- Stoner Cats NFT is the latest project to be probed by the SEC.
- Impact Theory became the first NFT project to face an SEC enforcement action on August 28.
- NFT prices have reacted differently with Stoner Cats floor price rising after the enforcement announcement.
The Securities and Exchange Commission (SEC) has taken its fight against crypto to the world of NFTs. After failing to enforce its rule on Binance and Coinbase amid claims of selling unregistered securities, the US capital markets regulator is looking to enforce the action on the non-fungible tokens (NFTs) market and it seems to be working, at least on some projects.
YouTube and podcast studio Impact Theory became the first company to face enforcement action from the SEC after agreeing to pay a penalty of more than $6 million after being accused of selling unregistered securities. The company also agreed to destroy all the NFTs and compensate buyers of its NFTs.
That move was bound to trigger a ripple effect in the industry and it has done just that. The latest project to fall under the axe of the SEC’s crackdown on unregistered securities that are being offered as NFTs is the Stoner Cats NFT project.

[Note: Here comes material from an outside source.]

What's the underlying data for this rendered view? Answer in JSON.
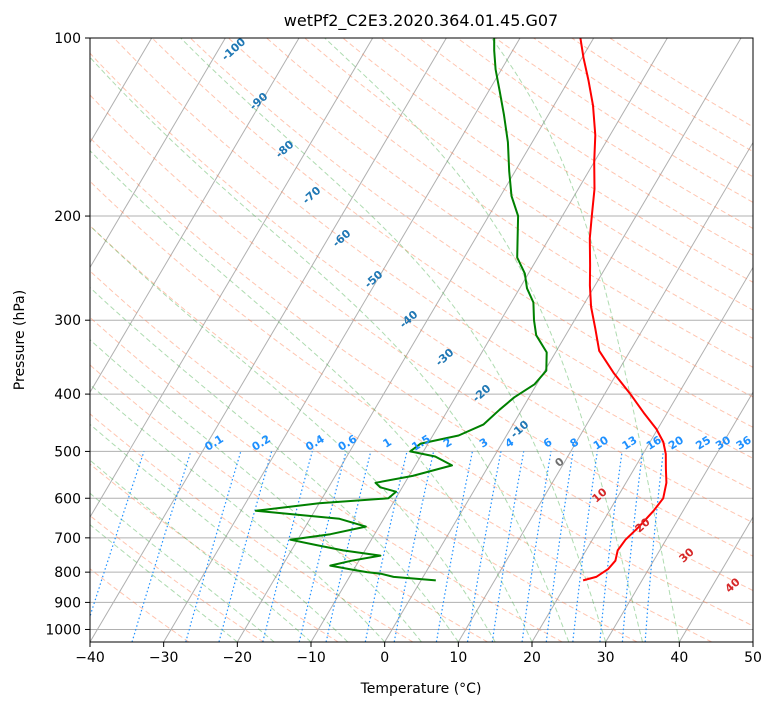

Although NFT transaction volumes increased in the three consecutive days following the Impact Theory announcement on August 28, the picture seems quite different after the latest SEC action.
Volumes remained low on Thursday following Wednesday’s press release. But this may have nothing to do with Stoner Cats at all because its NFTs experienced something perplexing.
As reported by Decrypt, the floor price of Stoner Cats NFTs has more than doubled to 0.049 ETH up from 0.019 ETH following Wednesday’s announcement. The number of transactions also increased significantly compared to the previous day.
According to the SEC, Stoner Cats agreed to a cease-and-desist order and to pay a civil penalty of $1 million.
And just like in the Impact Theory case, the order establishes a Fair Fund to return monies that injured investors paid to purchase the NFTs, with Stoner Cats also agreeing “to destroy all NFTs in its possession or control and publish notice of the order on its website and social media channels.”
The SEC is particularly targeting NFT projects that offer investors an opportunity to earn income from the project by holding NFTs. So, projects that offer NFTs for gaming purposes, or to unlock certain experiences shouldn’t worry about facing a similar action.
The NFT industry is highly segmented, with different companies offering different types of NFTs. NFT profile pictures (PFPs) account for the biggest segment of the industry with a market cap of about 1.785 million ETH, with digital collectibles and NFT art following at a distance with about 312k ETH and 285k ETH, respectively.
Then we have gaming NFTs with about 186k in market cap and Utility NFTs (those that unlock benefits like merchandise etc.) at 213k ETH. None of the five NFT types mentioned are under threat from the SEC probe, which essentially means the industry may be well-positioned to survive the purge.